I found out in ways I shouldn't / You know you coulda dropped a line
She learned through gossip or social media, not from him directly. The phrase 'coulda dropped a line' is almost polite , the understatement tells you how much she's holding back.
How dare you make me choose / Between myself and shallow
This might be about him wanting her to go along with his version of events or stay quiet to protect his image. The choice isn't about him at all , it's whether she performs the role he needs or tells the truth.
Set me up, your game for losing / You did it for the storyline
The 'golden ticket' line lands harder than it should. She's saying he saw the relationship as transactional from the start , access, clout, material. The narrator thinks she's calling him shallow, but what she hasn't realized is how angry she is that it worked.
I remember your face / It got distorted somehow
Memory doesn't distort faces unless you're actively trying to rewrite them.
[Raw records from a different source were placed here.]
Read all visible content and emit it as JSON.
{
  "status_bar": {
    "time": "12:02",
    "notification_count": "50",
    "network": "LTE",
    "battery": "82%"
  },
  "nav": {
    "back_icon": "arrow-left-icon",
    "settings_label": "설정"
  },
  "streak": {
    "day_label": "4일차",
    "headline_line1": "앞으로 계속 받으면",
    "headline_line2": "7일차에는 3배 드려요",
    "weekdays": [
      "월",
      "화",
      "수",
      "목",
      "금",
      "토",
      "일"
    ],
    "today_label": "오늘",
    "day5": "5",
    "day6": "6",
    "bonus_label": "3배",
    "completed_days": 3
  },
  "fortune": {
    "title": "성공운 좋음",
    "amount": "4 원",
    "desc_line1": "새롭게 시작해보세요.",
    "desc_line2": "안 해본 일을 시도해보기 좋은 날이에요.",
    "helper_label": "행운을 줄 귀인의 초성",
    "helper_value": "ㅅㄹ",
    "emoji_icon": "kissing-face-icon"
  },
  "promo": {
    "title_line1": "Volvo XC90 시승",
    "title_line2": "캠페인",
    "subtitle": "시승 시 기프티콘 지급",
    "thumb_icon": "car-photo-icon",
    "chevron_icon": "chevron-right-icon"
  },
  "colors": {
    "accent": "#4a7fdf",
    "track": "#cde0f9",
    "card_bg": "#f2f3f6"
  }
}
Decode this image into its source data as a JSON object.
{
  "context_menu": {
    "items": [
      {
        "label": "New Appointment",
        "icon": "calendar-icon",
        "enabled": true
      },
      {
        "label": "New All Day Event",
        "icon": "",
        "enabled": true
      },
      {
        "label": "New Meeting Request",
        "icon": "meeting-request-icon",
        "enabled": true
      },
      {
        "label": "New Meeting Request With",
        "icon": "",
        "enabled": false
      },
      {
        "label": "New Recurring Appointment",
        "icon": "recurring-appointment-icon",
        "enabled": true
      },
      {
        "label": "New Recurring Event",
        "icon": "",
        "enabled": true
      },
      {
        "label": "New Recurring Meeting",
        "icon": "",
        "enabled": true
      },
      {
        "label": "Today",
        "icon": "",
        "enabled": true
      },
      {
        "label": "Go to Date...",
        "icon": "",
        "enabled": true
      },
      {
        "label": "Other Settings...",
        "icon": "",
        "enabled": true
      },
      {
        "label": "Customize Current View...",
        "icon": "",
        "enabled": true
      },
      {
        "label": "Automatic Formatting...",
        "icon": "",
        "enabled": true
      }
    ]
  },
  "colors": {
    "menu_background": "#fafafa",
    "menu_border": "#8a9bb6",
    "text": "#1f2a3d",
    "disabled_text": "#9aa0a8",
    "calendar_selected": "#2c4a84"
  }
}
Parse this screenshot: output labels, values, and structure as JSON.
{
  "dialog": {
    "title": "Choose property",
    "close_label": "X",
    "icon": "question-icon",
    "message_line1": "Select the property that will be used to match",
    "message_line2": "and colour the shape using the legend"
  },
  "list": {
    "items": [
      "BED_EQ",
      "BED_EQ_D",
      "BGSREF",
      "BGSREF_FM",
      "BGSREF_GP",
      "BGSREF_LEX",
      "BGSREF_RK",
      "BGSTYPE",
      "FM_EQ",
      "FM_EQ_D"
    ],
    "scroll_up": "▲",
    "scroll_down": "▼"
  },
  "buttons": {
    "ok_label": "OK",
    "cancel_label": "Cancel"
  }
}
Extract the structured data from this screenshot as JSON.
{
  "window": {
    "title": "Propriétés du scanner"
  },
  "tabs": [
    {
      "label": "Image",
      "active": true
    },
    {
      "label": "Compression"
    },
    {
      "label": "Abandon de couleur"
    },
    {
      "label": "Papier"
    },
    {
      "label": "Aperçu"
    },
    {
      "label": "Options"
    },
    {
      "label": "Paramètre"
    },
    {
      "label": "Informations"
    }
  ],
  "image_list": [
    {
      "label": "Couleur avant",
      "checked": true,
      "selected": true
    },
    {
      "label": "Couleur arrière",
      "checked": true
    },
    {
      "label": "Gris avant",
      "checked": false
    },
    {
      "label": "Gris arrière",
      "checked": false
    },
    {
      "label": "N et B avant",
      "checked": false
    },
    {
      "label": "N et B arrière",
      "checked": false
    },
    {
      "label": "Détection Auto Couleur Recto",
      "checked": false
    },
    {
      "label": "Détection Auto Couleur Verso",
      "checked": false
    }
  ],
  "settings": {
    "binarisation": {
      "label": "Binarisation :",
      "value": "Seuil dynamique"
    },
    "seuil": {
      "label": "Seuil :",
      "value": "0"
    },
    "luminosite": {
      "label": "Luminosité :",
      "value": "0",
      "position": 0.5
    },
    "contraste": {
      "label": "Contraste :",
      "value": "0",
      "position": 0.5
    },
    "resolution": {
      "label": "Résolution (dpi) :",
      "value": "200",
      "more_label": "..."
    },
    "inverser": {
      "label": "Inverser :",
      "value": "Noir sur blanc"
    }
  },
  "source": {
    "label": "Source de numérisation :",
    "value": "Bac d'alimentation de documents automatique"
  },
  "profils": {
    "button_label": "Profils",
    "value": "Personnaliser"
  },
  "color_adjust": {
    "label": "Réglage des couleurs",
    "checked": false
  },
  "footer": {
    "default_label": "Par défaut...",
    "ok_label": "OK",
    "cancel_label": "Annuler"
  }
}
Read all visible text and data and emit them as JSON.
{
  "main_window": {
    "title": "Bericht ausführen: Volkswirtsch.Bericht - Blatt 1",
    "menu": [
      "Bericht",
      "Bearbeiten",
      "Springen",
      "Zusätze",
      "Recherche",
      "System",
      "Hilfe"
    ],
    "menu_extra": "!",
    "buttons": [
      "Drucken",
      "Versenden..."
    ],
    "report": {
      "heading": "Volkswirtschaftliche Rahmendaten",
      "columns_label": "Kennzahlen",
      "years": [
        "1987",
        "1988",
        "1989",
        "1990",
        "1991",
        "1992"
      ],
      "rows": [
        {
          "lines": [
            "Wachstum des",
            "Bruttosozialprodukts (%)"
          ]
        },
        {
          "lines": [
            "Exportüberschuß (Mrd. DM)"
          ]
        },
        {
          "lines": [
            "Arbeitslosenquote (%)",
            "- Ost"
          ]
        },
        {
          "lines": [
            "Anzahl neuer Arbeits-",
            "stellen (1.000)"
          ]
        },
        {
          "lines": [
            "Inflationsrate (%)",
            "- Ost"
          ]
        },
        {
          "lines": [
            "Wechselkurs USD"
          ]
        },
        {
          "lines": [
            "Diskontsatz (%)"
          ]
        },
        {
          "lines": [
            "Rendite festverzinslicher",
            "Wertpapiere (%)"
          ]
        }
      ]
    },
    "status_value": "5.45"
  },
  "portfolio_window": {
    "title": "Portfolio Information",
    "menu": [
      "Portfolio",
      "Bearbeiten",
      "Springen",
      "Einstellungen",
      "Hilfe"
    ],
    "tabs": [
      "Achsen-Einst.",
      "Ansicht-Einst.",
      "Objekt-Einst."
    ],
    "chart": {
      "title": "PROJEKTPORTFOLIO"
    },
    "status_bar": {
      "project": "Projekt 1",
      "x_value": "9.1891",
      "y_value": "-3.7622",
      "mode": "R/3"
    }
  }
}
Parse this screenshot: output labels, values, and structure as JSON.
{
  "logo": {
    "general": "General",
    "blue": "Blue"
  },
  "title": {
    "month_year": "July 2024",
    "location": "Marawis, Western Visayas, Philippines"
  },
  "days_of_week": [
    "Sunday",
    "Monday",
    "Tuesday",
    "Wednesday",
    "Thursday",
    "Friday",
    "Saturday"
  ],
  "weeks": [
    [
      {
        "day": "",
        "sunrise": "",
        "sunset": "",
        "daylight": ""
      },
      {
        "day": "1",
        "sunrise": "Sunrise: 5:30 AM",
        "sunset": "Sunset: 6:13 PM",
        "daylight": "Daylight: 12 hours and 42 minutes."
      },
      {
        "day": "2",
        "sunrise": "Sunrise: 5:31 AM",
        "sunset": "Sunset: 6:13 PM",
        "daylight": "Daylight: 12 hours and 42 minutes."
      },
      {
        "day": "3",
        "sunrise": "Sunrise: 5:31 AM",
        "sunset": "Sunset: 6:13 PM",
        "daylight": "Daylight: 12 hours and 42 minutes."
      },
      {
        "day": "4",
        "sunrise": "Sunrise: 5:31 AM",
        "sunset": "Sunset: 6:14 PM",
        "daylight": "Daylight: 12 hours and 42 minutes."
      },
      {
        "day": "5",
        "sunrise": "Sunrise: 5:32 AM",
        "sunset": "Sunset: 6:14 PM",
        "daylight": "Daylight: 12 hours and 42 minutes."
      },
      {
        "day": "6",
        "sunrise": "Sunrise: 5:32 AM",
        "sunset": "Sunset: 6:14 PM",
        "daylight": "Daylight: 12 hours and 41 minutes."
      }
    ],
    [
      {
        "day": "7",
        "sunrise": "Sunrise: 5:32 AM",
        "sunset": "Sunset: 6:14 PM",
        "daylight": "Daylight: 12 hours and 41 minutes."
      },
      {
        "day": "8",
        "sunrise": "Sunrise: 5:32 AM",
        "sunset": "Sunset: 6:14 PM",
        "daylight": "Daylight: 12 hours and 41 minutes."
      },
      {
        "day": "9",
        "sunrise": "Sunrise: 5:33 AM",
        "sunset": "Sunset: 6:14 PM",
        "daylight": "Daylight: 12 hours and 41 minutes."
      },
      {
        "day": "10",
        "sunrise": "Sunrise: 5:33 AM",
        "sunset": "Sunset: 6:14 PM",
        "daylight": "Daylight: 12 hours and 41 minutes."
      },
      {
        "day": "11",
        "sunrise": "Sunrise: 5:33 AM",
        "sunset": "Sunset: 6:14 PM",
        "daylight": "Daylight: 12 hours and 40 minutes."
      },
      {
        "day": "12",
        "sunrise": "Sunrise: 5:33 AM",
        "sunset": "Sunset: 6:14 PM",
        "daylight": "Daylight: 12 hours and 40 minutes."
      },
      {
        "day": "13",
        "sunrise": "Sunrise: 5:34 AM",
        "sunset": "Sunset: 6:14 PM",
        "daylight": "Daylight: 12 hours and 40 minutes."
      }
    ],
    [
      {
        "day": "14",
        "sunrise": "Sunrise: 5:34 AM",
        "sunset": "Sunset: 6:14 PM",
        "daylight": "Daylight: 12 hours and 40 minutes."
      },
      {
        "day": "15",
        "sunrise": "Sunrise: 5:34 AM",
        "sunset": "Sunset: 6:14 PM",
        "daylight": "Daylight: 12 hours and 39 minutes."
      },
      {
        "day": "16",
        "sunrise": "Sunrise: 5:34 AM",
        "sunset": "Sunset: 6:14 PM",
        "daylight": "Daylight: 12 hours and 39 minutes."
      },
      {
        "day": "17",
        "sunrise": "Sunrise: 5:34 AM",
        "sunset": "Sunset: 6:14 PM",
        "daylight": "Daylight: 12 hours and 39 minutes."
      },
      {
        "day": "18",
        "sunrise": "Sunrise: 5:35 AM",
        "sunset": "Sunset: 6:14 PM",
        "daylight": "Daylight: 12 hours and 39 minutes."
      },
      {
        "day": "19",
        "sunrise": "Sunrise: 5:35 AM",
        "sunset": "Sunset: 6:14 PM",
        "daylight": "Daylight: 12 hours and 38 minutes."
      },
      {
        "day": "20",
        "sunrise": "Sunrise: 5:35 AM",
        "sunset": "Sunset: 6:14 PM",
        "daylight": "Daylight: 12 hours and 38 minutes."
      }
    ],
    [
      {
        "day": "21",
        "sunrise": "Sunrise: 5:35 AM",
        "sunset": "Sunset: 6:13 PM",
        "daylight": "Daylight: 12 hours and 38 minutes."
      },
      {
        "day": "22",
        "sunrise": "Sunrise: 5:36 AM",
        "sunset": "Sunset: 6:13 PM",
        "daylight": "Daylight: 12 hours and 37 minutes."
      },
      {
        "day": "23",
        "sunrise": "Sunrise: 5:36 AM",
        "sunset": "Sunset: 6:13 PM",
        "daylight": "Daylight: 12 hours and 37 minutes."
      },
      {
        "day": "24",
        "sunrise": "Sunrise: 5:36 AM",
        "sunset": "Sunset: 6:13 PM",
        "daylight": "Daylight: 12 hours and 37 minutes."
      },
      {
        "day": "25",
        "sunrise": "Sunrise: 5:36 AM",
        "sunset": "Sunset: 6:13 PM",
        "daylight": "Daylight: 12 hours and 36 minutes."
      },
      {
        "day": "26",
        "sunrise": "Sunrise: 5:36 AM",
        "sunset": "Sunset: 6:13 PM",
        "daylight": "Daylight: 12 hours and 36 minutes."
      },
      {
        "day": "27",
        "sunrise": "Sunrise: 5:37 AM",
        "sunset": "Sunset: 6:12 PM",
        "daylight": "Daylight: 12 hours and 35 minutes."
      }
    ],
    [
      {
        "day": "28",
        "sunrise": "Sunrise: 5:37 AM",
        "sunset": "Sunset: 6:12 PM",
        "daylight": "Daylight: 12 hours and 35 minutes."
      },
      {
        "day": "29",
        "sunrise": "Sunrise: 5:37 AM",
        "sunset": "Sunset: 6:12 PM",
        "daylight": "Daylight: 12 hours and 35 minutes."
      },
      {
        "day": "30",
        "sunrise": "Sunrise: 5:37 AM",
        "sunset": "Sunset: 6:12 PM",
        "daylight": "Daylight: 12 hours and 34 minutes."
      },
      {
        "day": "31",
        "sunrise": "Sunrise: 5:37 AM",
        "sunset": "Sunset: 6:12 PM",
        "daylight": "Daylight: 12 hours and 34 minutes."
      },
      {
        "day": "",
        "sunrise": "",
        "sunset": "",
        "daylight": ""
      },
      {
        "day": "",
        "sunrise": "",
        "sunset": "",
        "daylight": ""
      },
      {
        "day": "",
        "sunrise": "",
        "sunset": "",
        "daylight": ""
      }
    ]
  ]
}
She's working to make him less specific, less real, because the alternative is admitting how much he mattered.
Won't you tell me what's the cost then of the ones you're losing? / Until you regret it, go on and claim your prize
She's trying to sound detached here, like she's moved on. But 'until you regret it' gives her away , she's still waiting for him to feel something, which means she hasn't let go yet.
The song wants to be a dismissal but keeps circling back. She insists he's shallow, a type, forgettable , then spends a bridge reconstructing his face and name in real time. The repetition of 'you' in the outro isn't closure. It's the sound of someone still trying to make sense of what happened.